Marvel and Netflix’s powerful string of dramas featuring second-tier heroes runs into a wall with “Iron Fist,” a martial-arts character that lacks the punch of its predecessors.

Not as gritty as “Daredevil” or as cool as “Luke Cage” and “Jessica Jones,” this latest component of what will be put together as “The Defenders” lands with more of a dull thud. If the Marvel-Netflix team-up has sought to assemble the Beatles of brooding brawls, think of “Iron Fist” as a notch below Ringo.

To be fair, Iron Fist was never a particularly great character even in the comics, owing an obvious debt to the ’70s TV show “Kung Fu.” Arriving now in this form, the title feels even more derivative, with a touch of both “Batman Begins” and “Doctor Strange,” as the white heir to a billionaire fortune returns from the Himalayas with mad fighting skills.

The series opens with Danny Rand (Finn Jones) staggering into the corporation his parents oversaw, bearded and shoeless. Since he was supposed to have died at age 10 in a plane crash when his folks’ plane went missing, management is understandably skeptical, and perhaps a little confused after he promptly beats up a handful of security guards.

The company is now under the stewardship of Danny’s childhood friend Joy (“The Following’s” Jessica Stroup), with whom he bonds anew, and her brother (Tom Pelphrey), who does all he can to prevent him from claiming his birthright. Danny also cozies up to a martial arts instructor (Jessica Henwick), who earns extra cash fighting in cage matches, presumably just to show her off pounding much bigger guys.

Beyond his martial arts prowess, Iron Fist can summon his energy into a glowing hand capable of shattering walls. It’s a talent that he uses only sporadically in the half-dozen episodes previewed, as Danny girds to battle The Hand, a shadowy organization he has trained his whole life to defeat.

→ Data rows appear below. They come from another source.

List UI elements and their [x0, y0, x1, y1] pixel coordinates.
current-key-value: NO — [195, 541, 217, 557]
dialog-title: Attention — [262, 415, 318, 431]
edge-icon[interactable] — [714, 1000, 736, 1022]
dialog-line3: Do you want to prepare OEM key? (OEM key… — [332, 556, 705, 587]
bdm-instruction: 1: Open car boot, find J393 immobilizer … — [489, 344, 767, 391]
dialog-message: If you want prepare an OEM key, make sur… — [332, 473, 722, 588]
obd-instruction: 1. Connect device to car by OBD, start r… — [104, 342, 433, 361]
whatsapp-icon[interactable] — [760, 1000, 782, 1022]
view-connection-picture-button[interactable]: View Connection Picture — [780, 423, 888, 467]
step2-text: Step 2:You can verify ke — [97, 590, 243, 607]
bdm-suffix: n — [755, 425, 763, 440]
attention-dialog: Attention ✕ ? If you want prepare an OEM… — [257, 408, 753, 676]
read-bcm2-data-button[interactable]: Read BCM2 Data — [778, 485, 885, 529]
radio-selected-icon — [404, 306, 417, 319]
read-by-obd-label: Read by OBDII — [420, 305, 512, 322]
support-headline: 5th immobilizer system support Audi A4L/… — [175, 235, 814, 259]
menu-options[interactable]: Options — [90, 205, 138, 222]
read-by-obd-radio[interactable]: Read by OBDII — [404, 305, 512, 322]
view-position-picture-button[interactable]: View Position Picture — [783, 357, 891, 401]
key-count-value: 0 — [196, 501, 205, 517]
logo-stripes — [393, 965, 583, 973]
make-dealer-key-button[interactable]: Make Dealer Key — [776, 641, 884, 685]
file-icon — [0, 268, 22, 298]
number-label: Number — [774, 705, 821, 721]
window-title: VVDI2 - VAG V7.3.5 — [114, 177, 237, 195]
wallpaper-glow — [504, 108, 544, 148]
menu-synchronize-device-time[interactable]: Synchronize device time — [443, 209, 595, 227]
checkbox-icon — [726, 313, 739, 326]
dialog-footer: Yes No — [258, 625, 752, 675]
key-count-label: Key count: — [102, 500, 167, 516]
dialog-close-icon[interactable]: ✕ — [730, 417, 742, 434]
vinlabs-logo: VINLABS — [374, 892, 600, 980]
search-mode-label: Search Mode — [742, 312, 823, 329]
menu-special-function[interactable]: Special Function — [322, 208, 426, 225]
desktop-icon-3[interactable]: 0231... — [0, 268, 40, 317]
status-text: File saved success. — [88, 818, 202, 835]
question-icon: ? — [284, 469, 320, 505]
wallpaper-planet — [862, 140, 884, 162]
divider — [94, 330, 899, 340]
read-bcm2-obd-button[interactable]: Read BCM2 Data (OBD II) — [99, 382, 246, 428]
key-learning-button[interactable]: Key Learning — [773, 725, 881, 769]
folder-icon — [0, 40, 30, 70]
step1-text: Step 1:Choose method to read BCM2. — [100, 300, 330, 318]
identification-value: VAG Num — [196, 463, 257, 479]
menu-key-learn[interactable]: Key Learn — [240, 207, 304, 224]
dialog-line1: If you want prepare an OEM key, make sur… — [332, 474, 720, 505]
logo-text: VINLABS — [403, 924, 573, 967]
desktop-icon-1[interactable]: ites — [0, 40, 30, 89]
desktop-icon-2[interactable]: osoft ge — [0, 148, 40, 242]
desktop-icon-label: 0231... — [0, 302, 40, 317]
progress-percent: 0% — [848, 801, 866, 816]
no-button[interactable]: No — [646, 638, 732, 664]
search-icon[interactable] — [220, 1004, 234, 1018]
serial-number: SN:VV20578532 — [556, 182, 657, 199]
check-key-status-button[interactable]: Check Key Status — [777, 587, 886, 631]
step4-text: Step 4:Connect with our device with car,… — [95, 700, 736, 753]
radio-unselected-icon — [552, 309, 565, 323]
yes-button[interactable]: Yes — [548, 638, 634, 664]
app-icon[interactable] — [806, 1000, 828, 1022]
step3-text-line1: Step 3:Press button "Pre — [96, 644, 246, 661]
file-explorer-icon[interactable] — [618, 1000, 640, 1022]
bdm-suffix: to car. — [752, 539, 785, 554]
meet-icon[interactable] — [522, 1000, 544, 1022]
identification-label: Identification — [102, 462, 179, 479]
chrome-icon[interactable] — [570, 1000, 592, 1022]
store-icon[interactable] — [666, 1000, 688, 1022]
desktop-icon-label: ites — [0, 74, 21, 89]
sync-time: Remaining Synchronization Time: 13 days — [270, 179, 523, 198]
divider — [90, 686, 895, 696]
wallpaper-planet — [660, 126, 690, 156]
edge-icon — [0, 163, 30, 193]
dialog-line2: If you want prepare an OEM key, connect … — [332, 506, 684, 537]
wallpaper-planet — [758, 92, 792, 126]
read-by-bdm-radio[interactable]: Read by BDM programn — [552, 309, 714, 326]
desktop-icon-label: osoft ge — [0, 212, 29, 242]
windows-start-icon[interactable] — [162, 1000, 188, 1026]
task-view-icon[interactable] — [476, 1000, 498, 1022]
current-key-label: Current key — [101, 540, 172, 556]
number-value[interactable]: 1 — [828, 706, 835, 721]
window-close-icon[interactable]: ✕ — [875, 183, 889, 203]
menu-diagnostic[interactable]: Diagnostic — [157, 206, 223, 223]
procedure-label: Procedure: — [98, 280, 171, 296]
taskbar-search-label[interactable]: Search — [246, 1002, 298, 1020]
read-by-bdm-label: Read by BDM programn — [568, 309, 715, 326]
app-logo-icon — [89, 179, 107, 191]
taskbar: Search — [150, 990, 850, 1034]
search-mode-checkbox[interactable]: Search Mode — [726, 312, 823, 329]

Netflix’s binge approach obviously provides the latitude to gradually unspool this origin story, but “Iron Fist” practically crawls along, and the characters aren’t especially interesting. That includes a squandered David Wenham (“300”) as the hidden power behind Rand Enterprises.

The show grows only marginally more interesting as it progresses, including a sequence where Danny must engage in a sort-of duel where he’s asked to choose a weapon. “I am the weapon,” he says, one of those lines that looks better on a paneled comics page than it sounds on a screen.

Marvel completists will no doubt feel compelled to check “Iron Fist” out, but the show plays like a relatively weak cog in its otherwise pretty well-oiled machinery. While the Netflix collaboration has shrewdly expanded its arsenal, this “weapon” fires too many blanks.

“Iron Fist” premieres March 17 on Netflix.